More than 140 ballot measures to amend state laws were in play yesterday. Here’s a sampling of the results that matter:
Sentencing reform passes in “three strikes” California.
Nearly 60 percent of California voters passed Prop. 47, which reduces sentences for simple drug possession and certain theft from a felony to a misdemeanor. It’s projected to reduce sentences for tens of thousands of men and women annually. Following California’s 2008 Marsy’s Law, Illinois voters approved an amendment giving crime victims more rights during criminal prosecutions. And bail reform, which the ACLU predicts will end imprisonment for those who can’t afford bail, passed in New Jersey.
Red state voters want higher minimum wage, too.
Four Republican-majority states—Alaska, Arkansas, Nebraska and South Dakota-voted to increase their minimum wage. Nearly 70 percent of Illinois voters also approved a wage hike in a non-binding ballot. San Francisco joined Seattle in raising its minimum wage to $15-an-hour, the highest anywhere in the nation. In other news about the quality of life of low-wage-workers, Massachusetts becomes the third state to mandate paid sick leave, along with municipalities Montclair and Trenton in New Jersey and Oakland’s new law will expand on California’s.
Alabama bans Sharia law.
Seventy-two percent of voters approved the “American and Alabama Laws and Alabama Courts Amendment,” which prevents state courts and other legal authorities from applying foreign laws that violate the rights of Alabama citizens. The amendment has been described as an attack on Muslims. Defenders say it has wider application but that it will prevent Sharia from being argued in custody cases, for example. Six states have similar “foreign laws” bans. And according to Governing, a federal appeals court this year struck down Oklahoma’s, which explicitly mentioned Sharia, for being discriminatory.

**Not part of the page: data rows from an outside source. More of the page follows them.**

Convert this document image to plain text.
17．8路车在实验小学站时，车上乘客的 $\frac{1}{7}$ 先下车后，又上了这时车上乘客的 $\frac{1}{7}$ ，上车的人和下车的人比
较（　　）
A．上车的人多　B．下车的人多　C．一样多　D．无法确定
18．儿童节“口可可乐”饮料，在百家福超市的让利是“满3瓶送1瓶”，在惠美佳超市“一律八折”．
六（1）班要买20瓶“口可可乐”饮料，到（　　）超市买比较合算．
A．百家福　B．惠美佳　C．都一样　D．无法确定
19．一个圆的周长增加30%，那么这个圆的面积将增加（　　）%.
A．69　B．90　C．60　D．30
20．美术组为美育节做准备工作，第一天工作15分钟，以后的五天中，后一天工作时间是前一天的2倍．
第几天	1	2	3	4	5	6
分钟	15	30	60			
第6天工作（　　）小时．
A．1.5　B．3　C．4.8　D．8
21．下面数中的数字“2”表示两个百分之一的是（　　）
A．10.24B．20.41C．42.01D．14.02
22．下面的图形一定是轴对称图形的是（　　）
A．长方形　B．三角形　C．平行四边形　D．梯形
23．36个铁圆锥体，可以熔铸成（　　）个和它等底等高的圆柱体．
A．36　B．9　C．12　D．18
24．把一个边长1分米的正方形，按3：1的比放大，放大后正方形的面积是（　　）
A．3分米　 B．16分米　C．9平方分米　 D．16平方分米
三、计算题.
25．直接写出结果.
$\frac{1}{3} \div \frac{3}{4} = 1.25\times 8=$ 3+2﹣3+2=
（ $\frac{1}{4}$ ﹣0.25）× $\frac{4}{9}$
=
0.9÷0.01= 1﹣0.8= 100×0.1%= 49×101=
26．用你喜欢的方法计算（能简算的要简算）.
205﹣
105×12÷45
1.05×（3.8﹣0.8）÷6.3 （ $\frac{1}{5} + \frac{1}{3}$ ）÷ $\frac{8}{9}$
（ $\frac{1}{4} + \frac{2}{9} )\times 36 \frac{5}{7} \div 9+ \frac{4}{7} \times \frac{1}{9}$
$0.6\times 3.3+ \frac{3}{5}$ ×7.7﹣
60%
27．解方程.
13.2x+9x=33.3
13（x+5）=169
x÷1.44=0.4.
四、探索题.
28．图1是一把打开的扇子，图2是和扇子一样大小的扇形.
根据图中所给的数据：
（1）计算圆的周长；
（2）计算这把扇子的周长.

Weed is legal in the nation’s capital.
Marijuana arrests are a major driver in the mass incarceration of black and brown people. Tuesday’s elections mean that weed is now legal in Oregon, Alaska and Washington, D.C, joining Colorado and Washington state. Read the fine print on each state and district amendment before lighting up in public, however.
Public funds for private preschool fails.
Hawaii voters rejected the use of public funds for private preschool programs. About half of the state’s school children according to the Honolulu Star-Advertiser, enter kindergarten without a preschool education.
Abortion and reproductive health battles continue.
Amendments extending rights to the unborn fetus failed in Colorado and North Dakota. But, Tennessee voters passed an amendment explicitly stating that nothing in it, ”secures or protects a right to abortion or requires the funding of an abortion.”
Don’t drive while undocumented in Oregon.
Nearly 70 percent of Oregon voters defeated a measure that would have issued “driver’s cards” to people without proof of legal residence in the U.S.
Louisiana says no to 9th Ward redevelopment plan in New Orleans.
Nearly 60 percent of voters rejected a constitutional amendment allowing the governing body of New Orleans to sell Lower 9th Ward properties to private individuals at prices as low as $100 per abandoned parcel. Modeled after similar programs in Harlem, Baltimore and Detroit, according to The Times-Picayune, the defeated amendment aimed to jumpstart the redevelopment process in the Lower 9th Ward.